Monet si era trasferito nel piccolo villaggio della Normandia nel 1883, e da subito se ne innamora. Fra la sua abitazione, la cosiddetta Le Pressoir, e la strada c’è un giardino, fonte di grande ispirazione per l’artista. Monet, pur di comperarlo, è disposto anche a chiedere in prestito una cospicua somma di denaro al suo mercante Paul Durand-Ruel. E quando, il 19 novembre del 1890, l’artista diventa proprietario della casa, vi allestisce il primo atelier e inizia a dipingere con meticolosità e costanza il giardino. Il giardino di Monet, con le sue ninfee, è un’opera in divenire, «la sua più bella opera», afferma Georges Truffaut. Ed è lì che il pittore vuole sperimentare le luci e l’impalpabilità dell’aria. Secondo il figliastro, Jean-Pierre Hoschedé, l’artista era «felice tra i suoi fiori che sembrava accarezzare con lo sguardo […], essi gli fornivano i soggetti che cercava: vere immagini della natura, ma create secondo la sua volontà, da cui trarre i suoi maggiori capolavori». Le Ninfee saranno oggetto di due esposizioni, una nel 1900 l’altra nel 1909, anche se ancora per tanto tempo il pittore si concentrerà su questo tema. Monet si dedica alle ninfee anche durante gli anni del primo conflitto mondiale. Una scelta, forse, un po’ dissennata, tuttavia l’artista la reputa un atto di resistenza al nemico e a quella barbarie. Terminata la Guerra, su suggerimento dell’amico Georges Clémenceau, l’artista dona i suoi pannelli allo Stato.

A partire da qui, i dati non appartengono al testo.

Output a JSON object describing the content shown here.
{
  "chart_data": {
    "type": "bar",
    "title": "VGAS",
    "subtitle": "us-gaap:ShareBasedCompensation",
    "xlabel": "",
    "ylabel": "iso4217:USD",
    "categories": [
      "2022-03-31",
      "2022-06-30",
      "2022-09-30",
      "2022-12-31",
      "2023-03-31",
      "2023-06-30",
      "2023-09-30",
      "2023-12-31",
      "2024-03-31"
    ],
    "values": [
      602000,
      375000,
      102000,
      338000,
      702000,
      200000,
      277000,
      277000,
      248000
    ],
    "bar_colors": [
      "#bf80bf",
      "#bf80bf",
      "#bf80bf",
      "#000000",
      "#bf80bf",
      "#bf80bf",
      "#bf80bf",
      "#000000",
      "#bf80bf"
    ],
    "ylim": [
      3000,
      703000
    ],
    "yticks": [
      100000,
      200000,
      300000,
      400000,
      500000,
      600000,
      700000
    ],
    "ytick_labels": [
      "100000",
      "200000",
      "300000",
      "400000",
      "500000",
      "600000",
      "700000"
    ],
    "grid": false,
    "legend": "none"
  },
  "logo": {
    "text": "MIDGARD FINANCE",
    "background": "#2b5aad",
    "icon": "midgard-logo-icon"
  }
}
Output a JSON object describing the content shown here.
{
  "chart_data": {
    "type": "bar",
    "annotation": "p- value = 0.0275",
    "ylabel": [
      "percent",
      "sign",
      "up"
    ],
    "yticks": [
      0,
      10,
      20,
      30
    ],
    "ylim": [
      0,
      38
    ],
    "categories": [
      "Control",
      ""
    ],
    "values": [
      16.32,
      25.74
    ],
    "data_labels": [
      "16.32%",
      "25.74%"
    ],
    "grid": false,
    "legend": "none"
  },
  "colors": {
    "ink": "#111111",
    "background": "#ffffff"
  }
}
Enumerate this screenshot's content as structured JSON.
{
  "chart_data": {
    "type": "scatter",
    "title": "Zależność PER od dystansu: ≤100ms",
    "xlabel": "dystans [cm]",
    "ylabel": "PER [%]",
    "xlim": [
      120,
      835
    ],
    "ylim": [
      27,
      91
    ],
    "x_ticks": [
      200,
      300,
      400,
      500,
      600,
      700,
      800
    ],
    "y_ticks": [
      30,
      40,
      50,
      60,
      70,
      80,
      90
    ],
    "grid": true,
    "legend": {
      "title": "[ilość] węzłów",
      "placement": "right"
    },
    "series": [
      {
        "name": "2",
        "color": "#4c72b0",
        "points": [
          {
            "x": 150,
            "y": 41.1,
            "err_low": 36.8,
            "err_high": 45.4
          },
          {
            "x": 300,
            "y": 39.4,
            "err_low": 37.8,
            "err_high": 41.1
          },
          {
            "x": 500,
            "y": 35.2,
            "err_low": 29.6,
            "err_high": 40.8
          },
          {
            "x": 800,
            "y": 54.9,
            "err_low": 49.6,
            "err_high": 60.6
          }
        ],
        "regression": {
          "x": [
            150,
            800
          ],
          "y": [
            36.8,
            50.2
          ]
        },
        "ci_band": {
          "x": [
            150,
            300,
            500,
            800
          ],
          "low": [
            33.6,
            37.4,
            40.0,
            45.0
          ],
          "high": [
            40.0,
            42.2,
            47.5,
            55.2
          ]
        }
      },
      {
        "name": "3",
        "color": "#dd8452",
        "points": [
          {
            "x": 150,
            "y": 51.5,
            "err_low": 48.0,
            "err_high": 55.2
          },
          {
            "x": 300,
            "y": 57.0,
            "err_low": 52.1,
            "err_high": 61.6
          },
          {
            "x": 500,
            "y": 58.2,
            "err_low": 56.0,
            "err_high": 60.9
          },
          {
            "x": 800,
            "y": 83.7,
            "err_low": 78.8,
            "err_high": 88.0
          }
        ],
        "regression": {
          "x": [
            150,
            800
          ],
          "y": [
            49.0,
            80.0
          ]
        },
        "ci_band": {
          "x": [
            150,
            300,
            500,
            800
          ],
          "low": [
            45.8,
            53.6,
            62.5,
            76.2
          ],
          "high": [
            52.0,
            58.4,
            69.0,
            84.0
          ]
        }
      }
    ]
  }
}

Monet con la sua tavolozza è capace di emozionare raffigurando soggetti semplici, come fiori, alberi, ninfee e barche. E anche quando le avanguardie artistiche del Novecento superano la pittura del secolo appena passato, nonostante una grave malattia agli occhi gli rende difficile perfino riconoscere i colori, Monet continua a dipingere, rimanendo fedele alla poetica impressionista. Le uniche cose che sa fare, a suo dire, è dipingere e piantare fiori. Per i suoi amici più intimi e per la sua famiglia, l’artista conserva i dipinti che ritiene essere l’espressione più vera della sua anima. Dipinti che sono stati preservati agli occhi del pubblico fino alla sua morte e custoditi proprio nella casa di Giverny. La rassegna al Vittoriano, grazie alla collaborazione con il Musée Marmottan Monet, vuole mostrare questo patrimonio più intimo del padre dell’impressionismo, dando conto del suo intero percorso artistico, a partire dai primi lavori, le celebri caricature della fine degli anni Cinquanta del XIX secolo con cui guadagna i primi soldi, passando per i paesaggi rurali e urbani di Londra, Parigi, Vetheuil, Pourville, per i ritratti dei suoi figli e dei celebri fiori, forse l’essenza più genuina della sua poetica.